Aile ve Sosyal Hizmetler Bakanlığı avukatları, İstinaf’a yaptıkları başvuruda mahkemenin kovuşturma sırasında olay tarihinde yapıldığı belirlenen telefon görüşmelerinin dikkate alınmamasını eleştirdi.

Dilekçede şöyle denildi:

“Ankara 1. Çocuk Ağır Ceza Mahkemesi’nce değerlendirilmeye alınmayan, olay tarihinde var olan telefon konuşmalarının göz önünde bulundurularak kadar verilmesi gerekmektedir.

Dosya kapsamında bulunan telefon konuşmalarında suça sürüklenen çocukların “ölecek atalım”, “kim yaptı?”, “sen başına mı vurdun?” gibi ses kayıtları dosyaya kazandırılmışsa da dosyada karar verilirken bu kayıtlar hiç göz önünde bulundurulmamıştır.

Şayet ceza hukukunun asıl amacı maddi gerçekliğe ulaşmak ise, neden dosyada bulunan suça sürüklenen çocuklar aleyhine olan deliller karara esas alınmamıştır. Sözüm ona, ‘şüpheden sanık yararlanır’ ilkesinin kötüye kullanımı söz konusudur. Dosya kapsamında şüpheye yer bırakmayacak kadar açık deliller mevcuttur.

Yukarıda değinilen ses kayıtlarında, müteveffa ve suça sürüklenen çocuklar arasında bir arbede yaşandığı son derece açıktır. 3 kişi olan suça sürüklenen çocuklara, tek gibi olarak müteveffanın, tabiri caizse baş edebilmesi hayatın olağan akışına aykırıdır.

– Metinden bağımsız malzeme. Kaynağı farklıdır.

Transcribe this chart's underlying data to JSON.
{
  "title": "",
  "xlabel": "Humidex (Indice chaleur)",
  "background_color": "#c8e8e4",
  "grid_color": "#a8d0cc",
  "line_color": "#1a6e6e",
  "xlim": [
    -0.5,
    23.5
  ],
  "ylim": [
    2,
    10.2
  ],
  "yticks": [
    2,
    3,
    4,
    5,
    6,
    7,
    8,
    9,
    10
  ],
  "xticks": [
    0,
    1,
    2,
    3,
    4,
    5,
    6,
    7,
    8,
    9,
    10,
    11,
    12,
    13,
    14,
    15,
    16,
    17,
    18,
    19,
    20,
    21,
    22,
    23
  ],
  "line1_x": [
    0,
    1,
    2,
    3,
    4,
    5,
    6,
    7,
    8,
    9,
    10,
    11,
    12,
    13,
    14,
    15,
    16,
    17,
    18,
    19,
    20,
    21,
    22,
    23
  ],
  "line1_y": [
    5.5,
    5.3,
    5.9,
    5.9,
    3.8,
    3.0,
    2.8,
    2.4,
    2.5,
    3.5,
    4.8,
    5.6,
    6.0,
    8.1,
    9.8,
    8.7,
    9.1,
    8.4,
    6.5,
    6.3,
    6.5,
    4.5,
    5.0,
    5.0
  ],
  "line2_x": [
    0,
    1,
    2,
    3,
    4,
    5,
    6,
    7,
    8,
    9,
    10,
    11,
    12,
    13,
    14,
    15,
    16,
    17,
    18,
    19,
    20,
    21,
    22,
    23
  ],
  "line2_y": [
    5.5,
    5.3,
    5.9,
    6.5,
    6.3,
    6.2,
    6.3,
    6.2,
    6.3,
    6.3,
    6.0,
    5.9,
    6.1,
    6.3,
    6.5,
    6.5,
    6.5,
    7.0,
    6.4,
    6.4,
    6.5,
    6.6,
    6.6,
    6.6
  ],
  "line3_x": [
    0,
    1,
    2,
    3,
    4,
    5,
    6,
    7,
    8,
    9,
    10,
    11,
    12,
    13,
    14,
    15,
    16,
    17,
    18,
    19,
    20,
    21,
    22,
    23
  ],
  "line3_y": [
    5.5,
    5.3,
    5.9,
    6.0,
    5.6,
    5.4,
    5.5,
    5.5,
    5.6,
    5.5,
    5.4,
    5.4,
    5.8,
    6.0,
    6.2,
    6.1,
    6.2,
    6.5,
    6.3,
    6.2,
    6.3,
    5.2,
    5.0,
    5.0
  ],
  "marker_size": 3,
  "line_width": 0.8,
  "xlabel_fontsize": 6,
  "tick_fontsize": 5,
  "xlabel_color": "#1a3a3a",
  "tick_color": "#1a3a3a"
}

Kaldı ki, kabul anlamına gelmemek kaydıyla, verilen ifadelerde geçtiği gibi müteveffa Onur’un ayakta duramayacak kadar alkollü olduğu var sayarsak, suça sürüklenen çocukların Onur'a karşı şiddet uygulaması ve bu aşamada Onur’un kendisini savunabilmesi mümkün değildir.”

Otopside bulunan izler

Bakanlık avukatları, Bölge Adliye Mahkemesi’ne gönderilen başvuruda, Onur Özkan’ın cansız bedeni üzerinde yapılan otopsi işleminde bulunan iz ve emarelerin olayda darp yaşandığını ortaya koyduğuna dikkati çekti.

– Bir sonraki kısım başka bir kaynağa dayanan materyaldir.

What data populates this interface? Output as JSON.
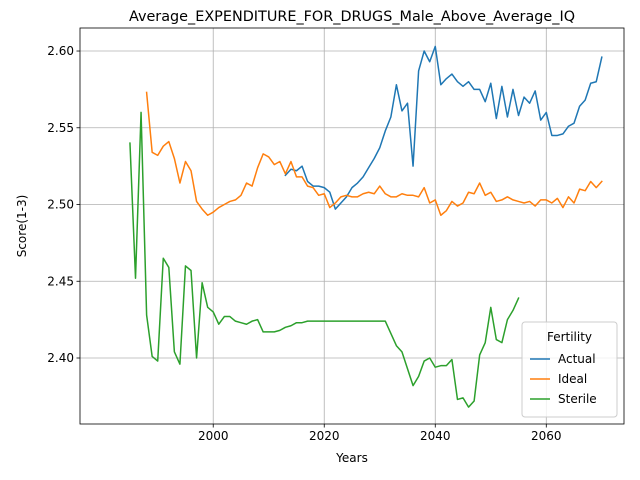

Otopsi raporu merkezindeki tespitler dilekçede şöyle dile getirildi:

“Bir diğer değinilmesi gereken husus ise, olayın gerçekleştiği evin son derece dağınık olmasıdır. Söz konusu elim olay gerçekleşmeden önce, evde bir arbede yaşandığı, kırılan çerçeveden bozulan halıdan ve oda düzeninden de bellidir. Aynı zamanda olayın gerçekleşmesinden sonra alınan otopsi raporunda, Onur’un vücudunda sadece düşmeye bağlı olmayan ekimozların bulunmasıdır.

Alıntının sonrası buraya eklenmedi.